CMPSCI 383: Artificial Intelligence

Fall 2014 (archived)

Exam 1 Review

The first exam will be given on Thursday, 25 September in HAS 134 at 1900. The exam will cover material discussed in lectures from September 2 (the introductory class) to September 23 (Constraint Satisfaction) and the corresponding chapters of Russell & Norvig listed on the schedule.

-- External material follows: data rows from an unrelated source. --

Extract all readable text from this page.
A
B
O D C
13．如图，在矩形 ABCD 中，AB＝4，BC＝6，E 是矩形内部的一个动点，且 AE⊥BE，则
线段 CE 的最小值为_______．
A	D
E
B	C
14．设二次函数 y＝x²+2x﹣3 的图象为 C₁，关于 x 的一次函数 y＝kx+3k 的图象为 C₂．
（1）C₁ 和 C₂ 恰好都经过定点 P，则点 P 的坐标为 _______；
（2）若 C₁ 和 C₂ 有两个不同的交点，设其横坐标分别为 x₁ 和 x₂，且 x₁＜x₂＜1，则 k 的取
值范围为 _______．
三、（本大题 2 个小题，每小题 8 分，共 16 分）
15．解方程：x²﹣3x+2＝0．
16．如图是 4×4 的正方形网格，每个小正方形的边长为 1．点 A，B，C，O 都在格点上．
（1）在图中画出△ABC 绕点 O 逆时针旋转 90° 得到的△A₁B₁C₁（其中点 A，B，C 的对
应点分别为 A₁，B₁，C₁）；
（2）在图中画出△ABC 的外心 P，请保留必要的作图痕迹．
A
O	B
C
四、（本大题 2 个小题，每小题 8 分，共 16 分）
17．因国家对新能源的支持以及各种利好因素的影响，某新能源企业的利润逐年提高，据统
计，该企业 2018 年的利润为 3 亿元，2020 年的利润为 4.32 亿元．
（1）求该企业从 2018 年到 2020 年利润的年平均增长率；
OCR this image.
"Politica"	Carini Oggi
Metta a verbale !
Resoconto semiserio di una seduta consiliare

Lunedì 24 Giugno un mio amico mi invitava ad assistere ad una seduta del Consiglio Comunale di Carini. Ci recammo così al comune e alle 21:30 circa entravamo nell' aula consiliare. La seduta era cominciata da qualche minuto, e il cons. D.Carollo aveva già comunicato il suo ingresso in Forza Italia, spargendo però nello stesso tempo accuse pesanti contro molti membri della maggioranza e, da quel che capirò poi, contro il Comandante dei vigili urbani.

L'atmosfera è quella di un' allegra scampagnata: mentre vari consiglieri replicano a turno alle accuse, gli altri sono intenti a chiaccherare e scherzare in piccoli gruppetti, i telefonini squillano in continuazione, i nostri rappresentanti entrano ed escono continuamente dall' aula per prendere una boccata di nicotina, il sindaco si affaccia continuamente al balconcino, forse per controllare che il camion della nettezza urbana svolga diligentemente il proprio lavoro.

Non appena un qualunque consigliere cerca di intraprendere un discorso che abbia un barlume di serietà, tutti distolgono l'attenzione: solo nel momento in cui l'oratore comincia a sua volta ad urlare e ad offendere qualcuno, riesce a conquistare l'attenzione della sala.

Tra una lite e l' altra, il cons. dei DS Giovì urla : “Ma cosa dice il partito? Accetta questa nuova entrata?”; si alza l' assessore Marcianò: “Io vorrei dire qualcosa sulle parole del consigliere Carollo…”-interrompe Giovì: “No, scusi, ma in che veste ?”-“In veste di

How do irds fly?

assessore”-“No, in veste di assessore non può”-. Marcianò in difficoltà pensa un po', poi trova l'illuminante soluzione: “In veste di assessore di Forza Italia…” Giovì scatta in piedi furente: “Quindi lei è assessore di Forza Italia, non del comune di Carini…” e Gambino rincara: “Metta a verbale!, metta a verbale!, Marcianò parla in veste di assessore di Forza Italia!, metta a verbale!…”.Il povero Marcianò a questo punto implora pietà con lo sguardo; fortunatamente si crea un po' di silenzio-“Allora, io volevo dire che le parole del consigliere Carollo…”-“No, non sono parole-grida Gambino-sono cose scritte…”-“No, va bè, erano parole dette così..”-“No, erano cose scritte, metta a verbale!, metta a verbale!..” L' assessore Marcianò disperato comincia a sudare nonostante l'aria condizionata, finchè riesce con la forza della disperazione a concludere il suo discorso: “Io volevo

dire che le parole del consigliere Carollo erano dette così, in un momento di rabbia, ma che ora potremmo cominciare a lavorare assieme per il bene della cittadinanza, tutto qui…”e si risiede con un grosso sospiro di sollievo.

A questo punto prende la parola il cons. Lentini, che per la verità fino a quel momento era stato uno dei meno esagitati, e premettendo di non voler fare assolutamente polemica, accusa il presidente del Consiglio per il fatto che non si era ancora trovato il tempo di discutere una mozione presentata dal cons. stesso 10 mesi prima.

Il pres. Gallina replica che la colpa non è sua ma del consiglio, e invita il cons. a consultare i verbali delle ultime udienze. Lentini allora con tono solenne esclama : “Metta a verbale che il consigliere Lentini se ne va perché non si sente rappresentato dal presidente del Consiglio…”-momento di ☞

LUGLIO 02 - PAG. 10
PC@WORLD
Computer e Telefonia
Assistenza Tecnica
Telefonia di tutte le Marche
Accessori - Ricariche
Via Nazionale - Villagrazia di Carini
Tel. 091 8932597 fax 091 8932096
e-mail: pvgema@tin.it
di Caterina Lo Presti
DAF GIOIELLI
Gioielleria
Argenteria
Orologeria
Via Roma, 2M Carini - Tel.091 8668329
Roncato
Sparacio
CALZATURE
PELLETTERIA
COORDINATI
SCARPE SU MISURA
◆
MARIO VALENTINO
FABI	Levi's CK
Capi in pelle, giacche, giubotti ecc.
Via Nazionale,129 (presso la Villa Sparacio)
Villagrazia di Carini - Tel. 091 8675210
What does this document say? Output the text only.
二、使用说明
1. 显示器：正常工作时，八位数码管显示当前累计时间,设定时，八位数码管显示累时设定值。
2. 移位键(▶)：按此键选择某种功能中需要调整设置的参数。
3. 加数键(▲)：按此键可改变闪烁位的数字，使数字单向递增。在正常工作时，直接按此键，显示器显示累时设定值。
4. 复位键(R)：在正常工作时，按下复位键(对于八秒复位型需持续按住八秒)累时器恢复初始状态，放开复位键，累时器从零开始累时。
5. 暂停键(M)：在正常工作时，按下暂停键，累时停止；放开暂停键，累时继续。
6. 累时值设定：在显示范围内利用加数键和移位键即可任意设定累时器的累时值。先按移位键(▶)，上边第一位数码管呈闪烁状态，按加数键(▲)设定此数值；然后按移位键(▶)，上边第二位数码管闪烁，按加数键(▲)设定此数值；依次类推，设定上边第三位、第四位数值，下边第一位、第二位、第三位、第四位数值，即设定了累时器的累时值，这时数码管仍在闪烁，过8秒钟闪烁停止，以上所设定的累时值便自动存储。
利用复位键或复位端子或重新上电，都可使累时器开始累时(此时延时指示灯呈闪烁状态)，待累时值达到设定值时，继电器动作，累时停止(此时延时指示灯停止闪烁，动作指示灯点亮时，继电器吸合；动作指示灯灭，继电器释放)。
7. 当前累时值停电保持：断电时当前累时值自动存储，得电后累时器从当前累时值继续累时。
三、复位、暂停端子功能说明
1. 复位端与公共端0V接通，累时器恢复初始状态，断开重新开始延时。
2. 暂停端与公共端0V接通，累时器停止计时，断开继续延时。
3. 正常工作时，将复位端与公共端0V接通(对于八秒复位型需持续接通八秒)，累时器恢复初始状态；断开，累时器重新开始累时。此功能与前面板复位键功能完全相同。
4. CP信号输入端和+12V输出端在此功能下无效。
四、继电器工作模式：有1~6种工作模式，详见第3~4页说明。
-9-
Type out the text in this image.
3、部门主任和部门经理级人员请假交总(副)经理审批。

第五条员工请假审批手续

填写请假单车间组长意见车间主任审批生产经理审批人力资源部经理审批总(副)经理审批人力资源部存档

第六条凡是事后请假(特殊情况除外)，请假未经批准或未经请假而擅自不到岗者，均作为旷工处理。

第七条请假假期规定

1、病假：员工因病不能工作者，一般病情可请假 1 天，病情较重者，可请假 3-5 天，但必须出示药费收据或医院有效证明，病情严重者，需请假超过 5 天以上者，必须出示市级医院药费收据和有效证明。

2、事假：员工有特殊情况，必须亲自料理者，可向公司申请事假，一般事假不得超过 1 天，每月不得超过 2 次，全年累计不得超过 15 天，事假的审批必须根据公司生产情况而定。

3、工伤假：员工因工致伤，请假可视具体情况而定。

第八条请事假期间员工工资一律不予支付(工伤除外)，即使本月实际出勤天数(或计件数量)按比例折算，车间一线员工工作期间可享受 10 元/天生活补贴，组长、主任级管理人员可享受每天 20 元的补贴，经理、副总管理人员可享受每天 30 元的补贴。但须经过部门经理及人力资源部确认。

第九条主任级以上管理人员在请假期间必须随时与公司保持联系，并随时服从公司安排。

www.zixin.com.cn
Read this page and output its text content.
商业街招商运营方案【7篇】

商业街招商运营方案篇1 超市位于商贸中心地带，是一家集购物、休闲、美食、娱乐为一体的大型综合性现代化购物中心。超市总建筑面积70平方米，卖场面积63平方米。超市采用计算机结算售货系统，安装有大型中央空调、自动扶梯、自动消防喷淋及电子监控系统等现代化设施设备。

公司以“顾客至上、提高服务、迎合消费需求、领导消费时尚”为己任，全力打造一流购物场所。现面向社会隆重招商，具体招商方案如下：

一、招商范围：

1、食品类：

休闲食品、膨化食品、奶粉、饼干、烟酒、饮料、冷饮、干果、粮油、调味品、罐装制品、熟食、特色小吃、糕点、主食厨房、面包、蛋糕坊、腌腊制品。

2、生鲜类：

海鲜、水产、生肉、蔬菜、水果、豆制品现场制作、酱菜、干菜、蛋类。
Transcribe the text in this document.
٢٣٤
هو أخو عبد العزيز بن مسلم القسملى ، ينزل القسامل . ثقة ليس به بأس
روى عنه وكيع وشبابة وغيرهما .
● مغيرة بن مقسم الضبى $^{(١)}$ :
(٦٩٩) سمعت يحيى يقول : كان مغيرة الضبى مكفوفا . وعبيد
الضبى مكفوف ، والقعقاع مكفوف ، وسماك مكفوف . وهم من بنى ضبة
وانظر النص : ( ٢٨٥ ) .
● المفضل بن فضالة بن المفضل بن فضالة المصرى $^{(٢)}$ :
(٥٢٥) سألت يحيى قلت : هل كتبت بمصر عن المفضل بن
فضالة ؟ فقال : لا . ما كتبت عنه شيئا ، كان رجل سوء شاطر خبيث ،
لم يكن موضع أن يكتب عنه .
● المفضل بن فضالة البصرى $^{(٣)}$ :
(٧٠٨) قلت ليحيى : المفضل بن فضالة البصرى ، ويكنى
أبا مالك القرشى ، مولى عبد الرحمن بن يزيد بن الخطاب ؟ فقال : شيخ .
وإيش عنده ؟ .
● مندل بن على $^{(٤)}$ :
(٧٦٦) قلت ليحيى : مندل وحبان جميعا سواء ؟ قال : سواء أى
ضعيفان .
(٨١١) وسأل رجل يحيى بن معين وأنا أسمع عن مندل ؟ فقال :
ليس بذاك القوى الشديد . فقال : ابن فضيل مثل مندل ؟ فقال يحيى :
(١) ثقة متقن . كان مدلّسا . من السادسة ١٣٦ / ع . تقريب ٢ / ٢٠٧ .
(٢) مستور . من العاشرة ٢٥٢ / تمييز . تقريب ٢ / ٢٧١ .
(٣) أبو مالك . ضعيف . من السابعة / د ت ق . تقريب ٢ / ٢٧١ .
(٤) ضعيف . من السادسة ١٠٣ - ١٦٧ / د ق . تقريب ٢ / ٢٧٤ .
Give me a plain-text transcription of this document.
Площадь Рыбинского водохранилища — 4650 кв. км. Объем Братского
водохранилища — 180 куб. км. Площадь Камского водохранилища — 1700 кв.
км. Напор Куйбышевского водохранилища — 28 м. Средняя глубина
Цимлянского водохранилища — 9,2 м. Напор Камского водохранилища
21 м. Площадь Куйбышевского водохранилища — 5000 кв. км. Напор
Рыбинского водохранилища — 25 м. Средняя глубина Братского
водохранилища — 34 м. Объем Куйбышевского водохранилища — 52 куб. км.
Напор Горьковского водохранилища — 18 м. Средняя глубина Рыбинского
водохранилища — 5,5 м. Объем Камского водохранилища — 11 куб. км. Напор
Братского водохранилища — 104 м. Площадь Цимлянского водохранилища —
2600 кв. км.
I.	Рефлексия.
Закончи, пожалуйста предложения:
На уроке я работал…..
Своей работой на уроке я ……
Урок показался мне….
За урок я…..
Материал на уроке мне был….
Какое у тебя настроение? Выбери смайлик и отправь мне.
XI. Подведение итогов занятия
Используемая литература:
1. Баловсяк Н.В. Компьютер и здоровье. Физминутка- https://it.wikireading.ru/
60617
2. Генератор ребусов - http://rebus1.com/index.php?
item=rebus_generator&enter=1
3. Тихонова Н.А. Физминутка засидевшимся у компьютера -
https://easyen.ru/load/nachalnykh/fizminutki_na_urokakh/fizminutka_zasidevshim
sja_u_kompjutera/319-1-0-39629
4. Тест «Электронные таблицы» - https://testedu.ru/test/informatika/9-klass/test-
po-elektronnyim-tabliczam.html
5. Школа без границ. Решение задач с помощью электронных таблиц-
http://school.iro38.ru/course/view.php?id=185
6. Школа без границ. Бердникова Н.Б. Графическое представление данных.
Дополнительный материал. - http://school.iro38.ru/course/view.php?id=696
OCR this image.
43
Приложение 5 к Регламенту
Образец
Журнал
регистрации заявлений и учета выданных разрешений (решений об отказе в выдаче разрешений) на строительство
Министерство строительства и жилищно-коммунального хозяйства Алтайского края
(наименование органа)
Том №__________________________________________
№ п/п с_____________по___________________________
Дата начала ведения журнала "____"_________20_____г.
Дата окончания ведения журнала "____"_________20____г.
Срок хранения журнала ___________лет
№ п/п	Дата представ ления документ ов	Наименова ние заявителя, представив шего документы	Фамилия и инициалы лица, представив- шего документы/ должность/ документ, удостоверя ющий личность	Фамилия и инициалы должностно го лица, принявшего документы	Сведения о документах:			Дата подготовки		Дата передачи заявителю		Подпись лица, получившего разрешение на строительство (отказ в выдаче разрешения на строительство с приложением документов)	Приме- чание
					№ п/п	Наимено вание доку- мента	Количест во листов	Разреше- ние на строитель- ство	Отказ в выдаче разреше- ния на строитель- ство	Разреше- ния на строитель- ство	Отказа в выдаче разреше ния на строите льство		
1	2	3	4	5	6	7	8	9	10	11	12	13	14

The questions below cover the topics that may appear on the exam. You should be able to answer these questions. You should also be able to use the topics they cover in combination and to apply them to specific problems.

Problem-solving as search

  • What are the basic components necessary for formulating a generic search problem? What constitutes a solution? How is solution quality measured?
  • What are some of the assumptions typically made to reduce the potential complexity of a search problem?
  • What are four typical criteria used to evaluate a search algorithm?
  • Under what circumstances would you prefer depth-first search to breadth-first search?
  • What is the basic algorithm for iterative-deepening search?
  • What is the fundamental reason that iterative-deepening search is generally preferable to either breadth-first or depth-first search when performing an uninformed search?

Heuristic search

  • What is the difference between heuristic and uninformed search?
  • What is the basic algorithm for best-first search?
  • What is the basic algorithm for A* search, and under what circumstances is it optimal? How does it differ from best-first search?
  • What are the tradeoffs between inadmissible, admissible but inconsistent, and consistent heuristics?
  • What are two ways to create heuristic functions?

Local search

  • What are several types of local search algorithms?
  • What are the key advantage of local search over breadth-first or depth-first search?
  • What assumptions does local search make about what constitutes a solution?
  • What special challenges do these assumptions introduce for local search?
  • What are some methods for escaping these problems?

Adversarial search

  • What are the fundamental differences of adversarial search from conventional search?
  • What is the minimax algorithm? Is it complete and optimal?
  • How does alpha-beta pruning work, and why can it reduce the complexity of search?
  • Under what circumstances will it most reduce search?
  • How are evaluation functions typically constructed for adversarial search, given that we cannot search to all the way to the leaf nodes of the tree?
  • What changes have to be made in the search tree and the search algorithm to represent games with a chance element and evaluate moves in those trees?
  • What other methods are used to improve adversarial search?

Constraint satisfaction

  • What are constraint satisfaction problems? How do they differ from traditional heuristic search problems?
  • What data structure provides a general representation of many CSPs?
  • What generic search techniques can be applied to solve CSPs?
  • What are three types of methods for improving the performance of CSP algorithms?
  • How can you define CSPs as a local search problem? What would be a good evaluation function?